5000-odd fans may not sound too much, especially when you compare it to mad ground attendance at even the most inconsequential of cricket matches in India. But when those 5000 people cheer in unison from the stands, the noise lifts the home team while the ground slips from beneath the visitors.
In India, hockey is one sport that needs the above badly and in uninterrupted supply, because the game connects to Indian hearts like none other. If Indians are passionate about cricket, hockey is close to their heart.
Hence, taking the game to people who want to embrace it is of ultra importance for Hockey India, and the federation, thankfully, realises it. That means building infrastructure at smaller venues to facilitate the sport to move out of metro cities often. It's happening and the response is heart-warming.

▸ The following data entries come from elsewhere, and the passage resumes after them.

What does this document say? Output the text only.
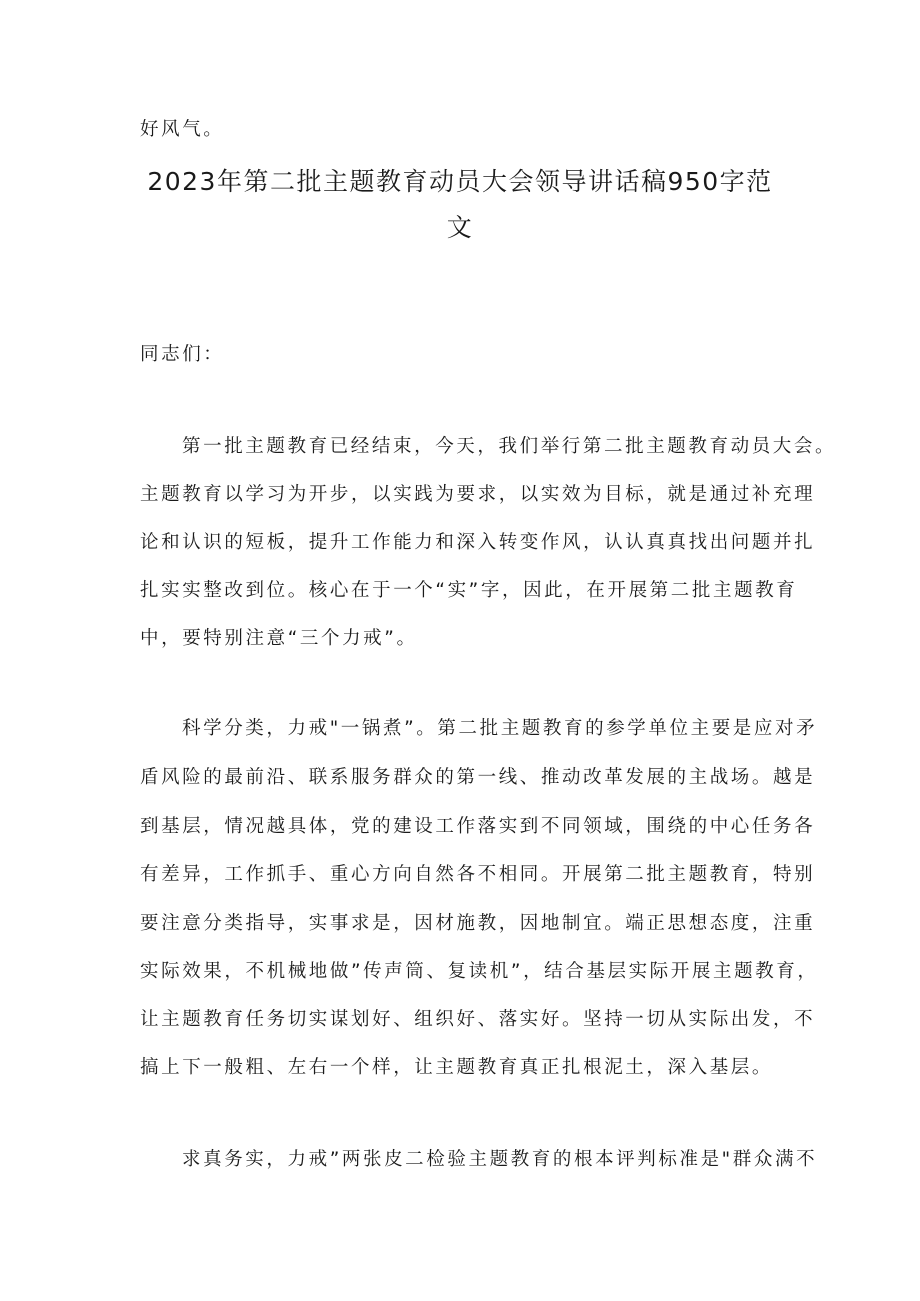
好风气。
2023年第二批主题教育动员大会领导讲话稿950字范
文
同志们：
第一批主题教育已经结束，今天，我们举行第二批主题教育动员大会。
主题教育以学习为开步，以实践为要求，以实效为目标，就是通过补充理
论和认识的短板，提升工作能力和深入转变作风，认认真真找出问题并扎
扎实实整改到位。核心在于一个“实”字，因此，在开展第二批主题教育
中，要特别注意“三个力戒”。
科学分类，力戒"一锅煮”。第二批主题教育的参学单位主要是应对矛
盾风险的最前沿、联系服务群众的第一线、推动改革发展的主战场。越是
到基层，情况越具体，党的建设工作落实到不同领域，围绕的中心任务各
有差异，工作抓手、重心方向自然各不相同。开展第二批主题教育，特别
要注意分类指导，实事求是，因材施教，因地制宜。端正思想态度，注重
实际效果，不机械地做”传声筒、复读机”，结合基层实际开展主题教育，
让主题教育任务切实谋划好、组织好、落实好。坚持一切从实际出发，不
搞上下一般粗、左右一个样，让主题教育真正扎根泥土，深入基层。
求真务实，力戒”两张皮二检验主题教育的根本评判标准是"群众满不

Venues like Bhubaneswar and Ranchi have ratified that with stands packed to capacity. It was especially evident at the Champions Trophy last December, where the Kalinga Stadium in Odisha's capital was thronged and bobbing with close to 7000 people during India games.
The same is happening for even a low-key Test series against Japan. Bhubaneswar again is the venue and each of the first three Tests have recorded an attendance in excess of 5000 in the 7500-capacity stadium.
"Bhubaneswar successfully hosted the FIH Men's Champions Trophy last year and the city played the perfect host for the big event. The Kalinga Stadium has international-level infrastructure and good facilities for players and other officials. The main reason to host the series here is the Kalinga Stadium's electrifying atmosphere that the crowd creates," Hockey India CEO, Elena Norman, told IBNLive Sports.
"Moreover, this city is known for being a big fan of the game and this they keep proving by their presence here at the stadium for each and every match," the CEO added.
But is that the only parametre considered while choosing venues for international tournaments. The answer is 'No'.
The Major Dhyan Chand (MDC) National Stadium in Delhi, despite having all the world-class facilities, has its own limitations with fans struggling for places to park their vehicles. And with very little public transport for a drop at the stadium gates, spectators have to walk long distances to reach the venue.
An exact response to that couldn't be elicited but Elena did speak on that.
"It is difficult to compare Delhi's MDC National Stadium with any other stadium as it is one of the best stadium in the world. Hosting a tournament here is always a big draw for us as it has all international level facilities with access to three astro-turf pitches, the only facility of its kind in India."
"Delhi has always been our preferred choice but we want to give more opportunities to other states to host international events as and when they develop international standard venues."
"Our aim is to organise International events at all stadiums that meet FIH standards. Such events inspire the young generation to play hockey and that helps us to attract a bigger talent pool."
"We have received positive responses from Chandigarh, Bhubaneswar, Ranchi, Bangalore, Chennai, Raipur amongst many others and we have plans to take hockey to new cities in future. Our aim is to take the game to all corners of the country," Elena pointed.
No doubt Hockey India is doing its bit to get hockey the support it has lost in recent years. But while it is evident at smaller venues like Bhubaneswar and Ranchi, the 16000-capacity MDC Stadium in Delhi has hardly seen a sell out in the past 5-6 years.
Only taking hockey to smaller venues doesn't do the trick. Parametres like ticket prices also determine the attendance at venues. And the CEO says it hasn't missed Hockey India's eyes.
"The entry is free for the spectators in the series [against Japan] as we wanted to give as many people as possible an opportunity to witness the matches. The approximate attendance is close to 5,500 for each of the matches. We hope to see the stadium full at capacity of approximately 7,500 for the final match on May 9, 2015," she said.
The next big event in India is the FIH World League final towards the end of this year, and while Elena said the venue for it hasn't been finalised, she did mention what HI looks at while selecting venue for an important tournament.
"We first look at the pitch, which must have an FIH-certified international-standard pitch. We then look at the supporting infrastructure, including international standard light, change rooms, medical rooms and technical officials.
"We also consider the city and the likely interest from fans and spectators," she added.
IBNLive Sports sources hinted that Raipur may get to host the World League Final but Elena said nothing has been decided, though she did reveal it might be a new venue.
"The venue [for World League Final] has not been decided yet as we have a number of good options available. We are, however, speaking to potential hosts and the FIH. We are very excited about the prospect of staging an international event in another new city/state," she concluded.